Through LIRS’s extensive work serving immigrant and refugee children, we have encountered some of those child trafficking victims and children who are at grave risk of being trafficked. Our service experience has helped clarify the the need for improvements to existing trafficking laws. Two cases serve to illustrate:
* After four Indian children arrived at a U.S. airport, federal officers took them into protective detention. Later a man stepped forward seeking custody of the children. LIRS child specialists conducted an evaluation and assessment of the man’s home and personal profile, finding risk factors indicating that the man could be a trafficker. As a result, federal officials rejected the man’s custody request and likely prevented the children from being trafficked into further abuse and exploitation.
Under current law not all adults who seek custody of children in federal care receive a thorough home study and evaluation. This gap leaves hundreds of children perilously at risk of being delivered into the hands of traffickers. If passed, the TVPRA would improve assessment and evaluation systems so that adults who may endanger a child do not obtain custody.
* In another LIRS case two teenage girls from El Salvador were lured to the United States with the promise of a good job. But traffickers forced them to work in a night club and perform sex work for male customers. The girls were fortunate enough to be picked up by government authorities and placed in a federal foster care program through which they received medical care, counseling and education services.
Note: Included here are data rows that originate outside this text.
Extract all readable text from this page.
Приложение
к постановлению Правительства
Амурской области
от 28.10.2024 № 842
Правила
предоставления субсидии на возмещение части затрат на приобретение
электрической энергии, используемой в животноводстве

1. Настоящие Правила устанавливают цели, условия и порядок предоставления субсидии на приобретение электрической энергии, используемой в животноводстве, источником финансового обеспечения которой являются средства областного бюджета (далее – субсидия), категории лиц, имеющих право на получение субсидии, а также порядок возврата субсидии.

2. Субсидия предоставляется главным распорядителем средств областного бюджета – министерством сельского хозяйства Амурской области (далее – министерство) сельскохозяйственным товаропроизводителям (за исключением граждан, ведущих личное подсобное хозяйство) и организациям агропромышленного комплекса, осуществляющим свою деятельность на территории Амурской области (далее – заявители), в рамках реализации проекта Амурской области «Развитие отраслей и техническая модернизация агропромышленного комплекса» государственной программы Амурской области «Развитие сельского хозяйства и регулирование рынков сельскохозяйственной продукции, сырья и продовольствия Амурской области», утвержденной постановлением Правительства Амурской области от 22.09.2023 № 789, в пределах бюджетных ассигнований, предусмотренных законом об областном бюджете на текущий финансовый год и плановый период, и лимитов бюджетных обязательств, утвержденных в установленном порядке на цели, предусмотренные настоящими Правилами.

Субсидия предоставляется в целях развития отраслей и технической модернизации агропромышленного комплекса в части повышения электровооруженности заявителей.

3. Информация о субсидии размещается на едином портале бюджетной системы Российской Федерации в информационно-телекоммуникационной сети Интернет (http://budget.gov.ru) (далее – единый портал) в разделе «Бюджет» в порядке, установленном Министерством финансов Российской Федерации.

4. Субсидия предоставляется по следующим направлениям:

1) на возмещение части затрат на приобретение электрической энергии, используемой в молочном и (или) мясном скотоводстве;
This highlights the needs for interim relief and services for trafficked children. Current law leaves many children in a state of limbo, unable to receive services while their applications for benefits are pending. The proposed TVPRA would make such children eligible for interim relief.
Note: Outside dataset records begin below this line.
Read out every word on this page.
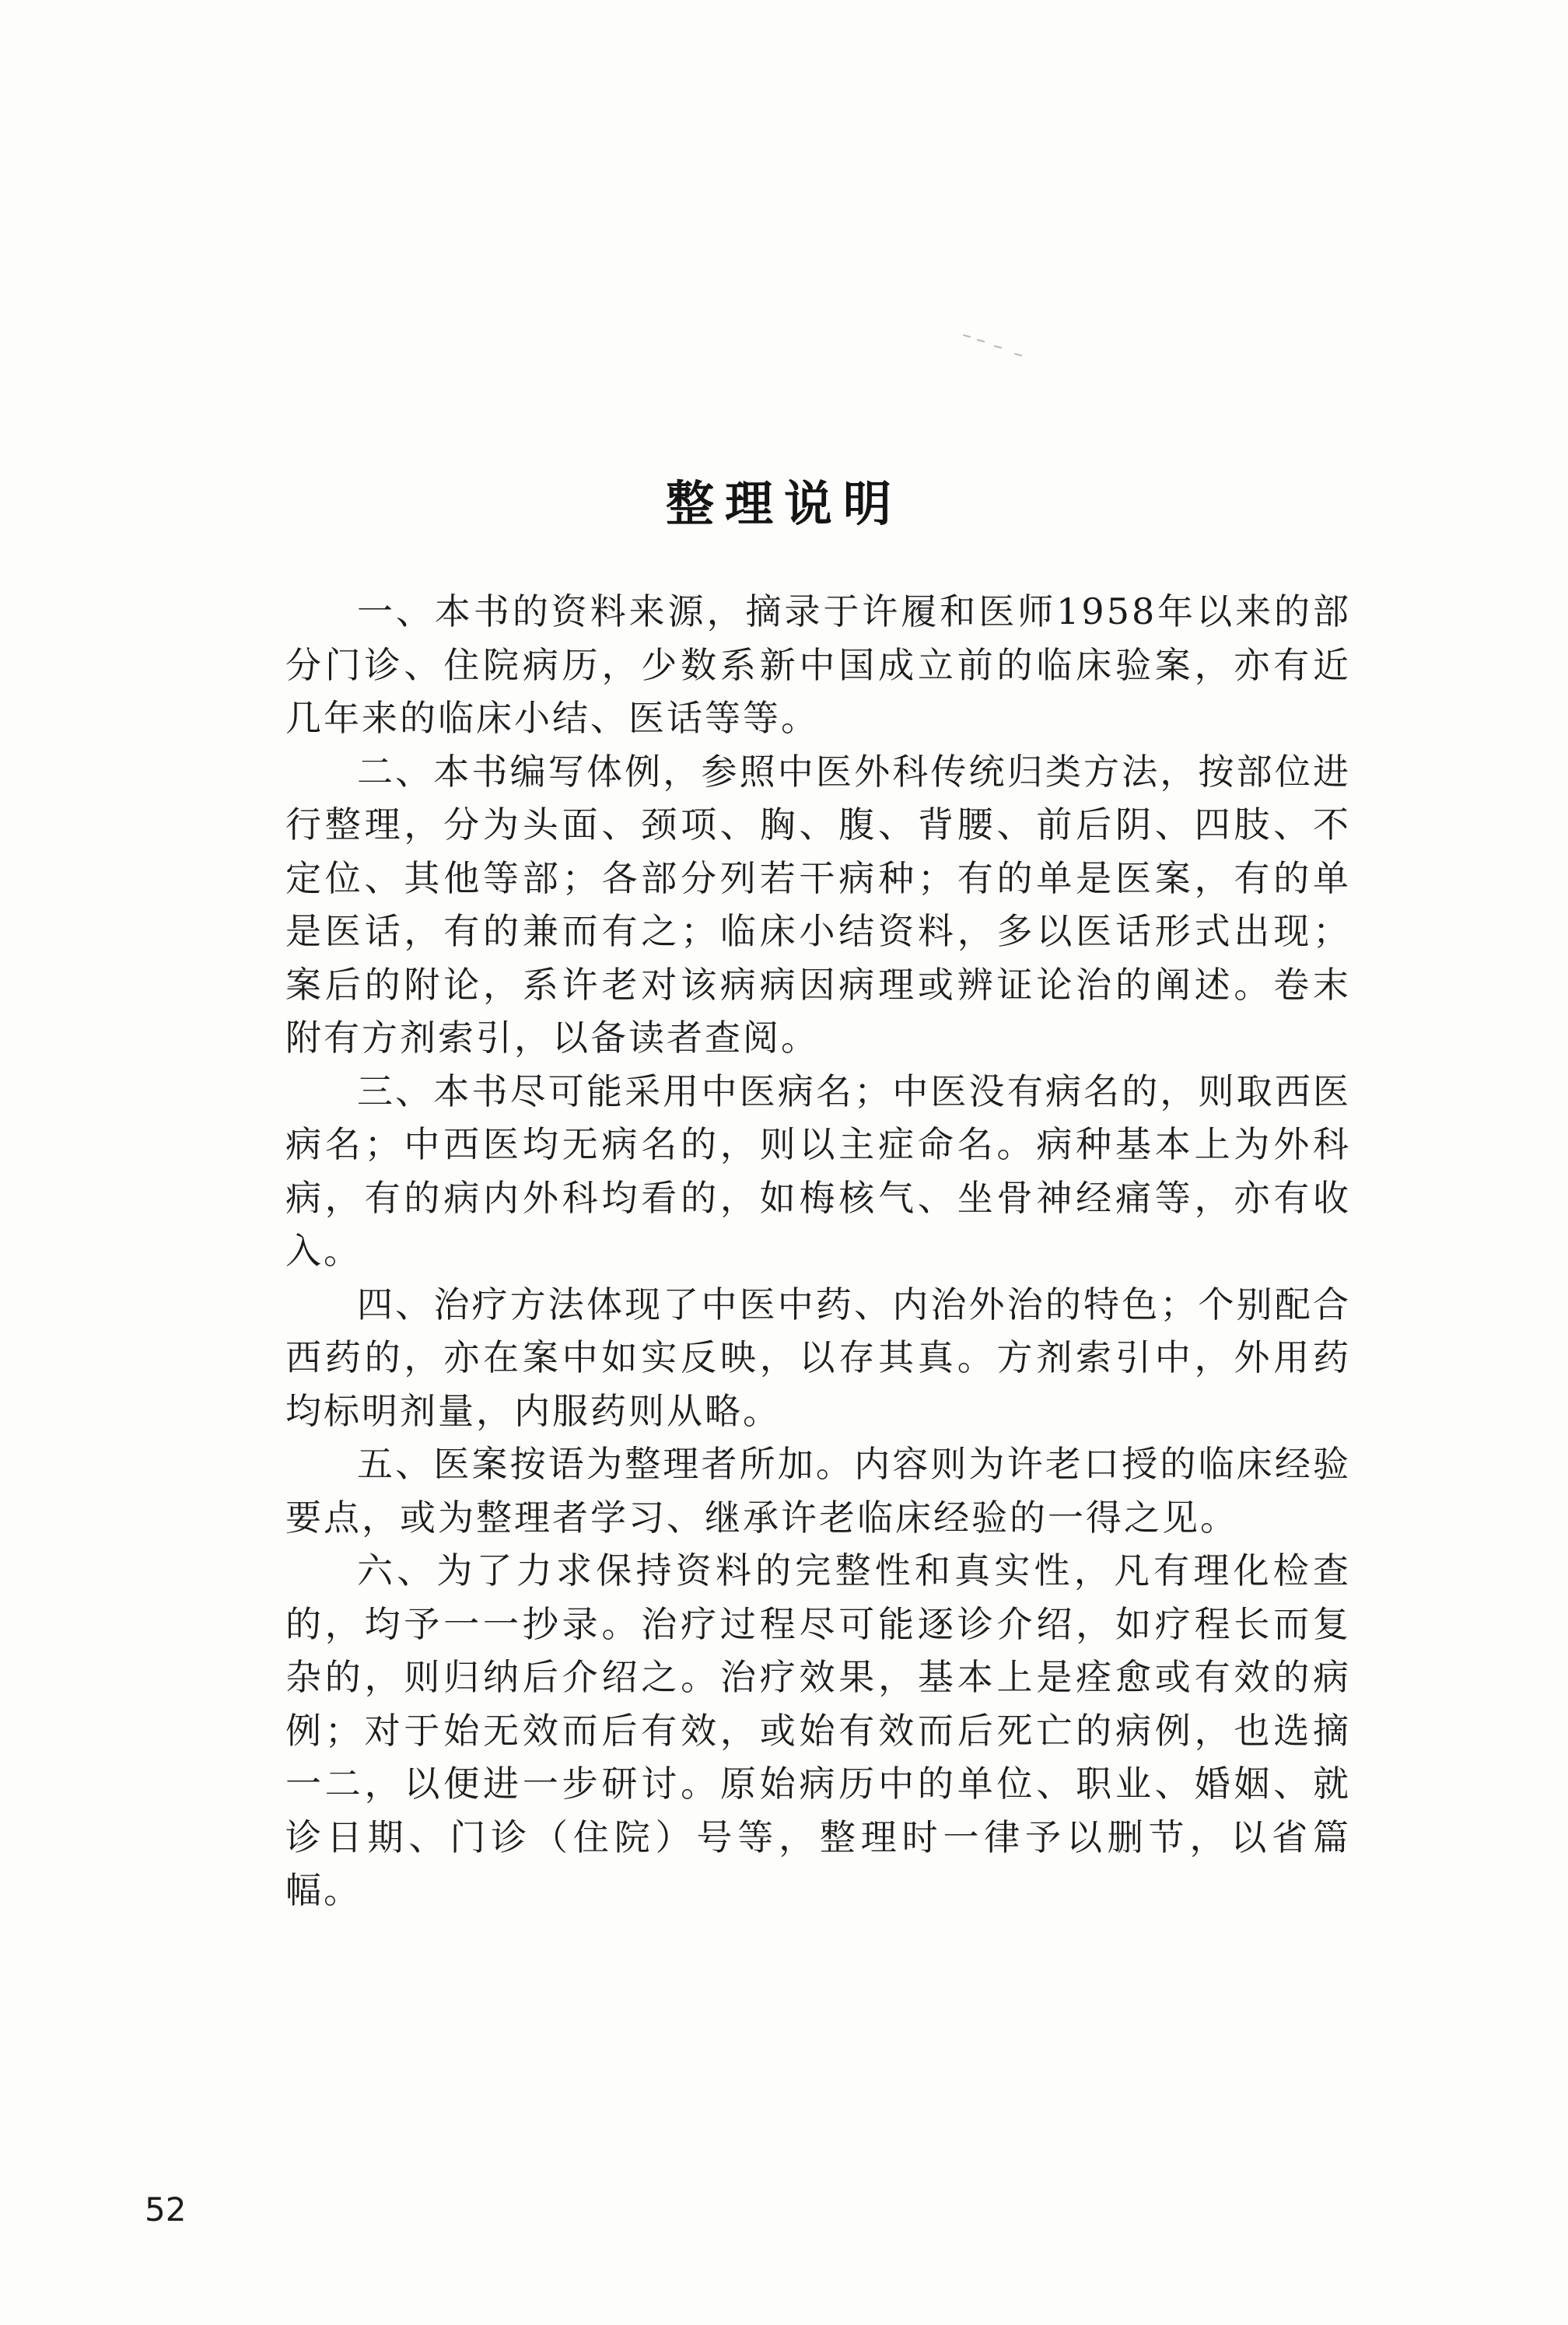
整理说明

一、本书的资料来源，摘录于许履和医师1958年以来的部分门诊、住院病历，少数系新中国成立前的临床验案，亦有近几年来的临床小结、医话等等。

二、本书编写体例，参照中医外科传统归类方法，按部位进行整理，分为头面、颈项、胸、腹、背腰、前后阴、四肢、不定位、其他等部；各部分列若干病种；有的单是医案，有的单是医话，有的兼而有之；临床小结资料，多以医话形式出现；案后的附论，系许老对该病病因病理或辨证论治的阐述。卷末附有方剂索引，以备读者查阅。

三、本书尽可能采用中医病名；中医没有病名的，则取西医病名；中西医均无病名的，则以主症命名。病种基本上为外科病，有的病内外科均看的，如梅核气、坐骨神经痛等，亦有收入。

四、治疗方法体现了中医中药、内治外治的特色；个别配合西药的，亦在案中如实反映，以存其真。方剂索引中，外用药均标明剂量，内服药则从略。

五、医案按语为整理者所加。内容则为许老口授的临床经验要点，或为整理者学习、继承许老临床经验的一得之见。

六、为了力求保持资料的完整性和真实性，凡有理化检查的，均予一一抄录。治疗过程尽可能逐诊介绍，如疗程长而复杂的，则归纳后介绍之。治疗效果，基本上是痊愈或有效的病例；对于始无效而后有效，或始有效而后死亡的病例，也选摘一二，以便进一步研讨。原始病历中的单位、职业、婚姻、就诊日期、门诊（住院）号等，整理时一律予以删节，以省篇幅。

52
LIRS supports the following provisions in the TVPRA:
* Emergency interim assistance and improved services for child trafficking victims
* Increased support to UNHCR and other organizations to prevent refugees and internally displaced persons from being exploited
* Expedited family reunification for child trafficking victims in the United States
* Training for federal, state and local law enforcement authorities in identifying and assisting child trafficking victims
* Improved procedures for placing vulnerable unaccompanied immigrant children in appropriate settings and identifying children who have been trafficked or at risk of being trafficked.
In support of the 2007 TVPRA, this fall 10 bishops of the Evangelical Lutheran Church in America (ELCA) and LIRS President Ralston Deffenbaugh issued a formal statement to Congress calling for swift passage of the bill, especially those provisions that protect children. An interfaith coalition of Jewish, Methodist, Episcopalian, Mennonite and Catholic organizations as well as members of refugee, immigrant and human rights organizations joined LIRS in support of the bill. We were extremely pleased when the House of Representatives passed its version in early December. LIRS urges Congress to enact the TVPRA as quickly as possible to ensure that many more victims of this horrible crime receive protection whether trafficked abroad or to our shores.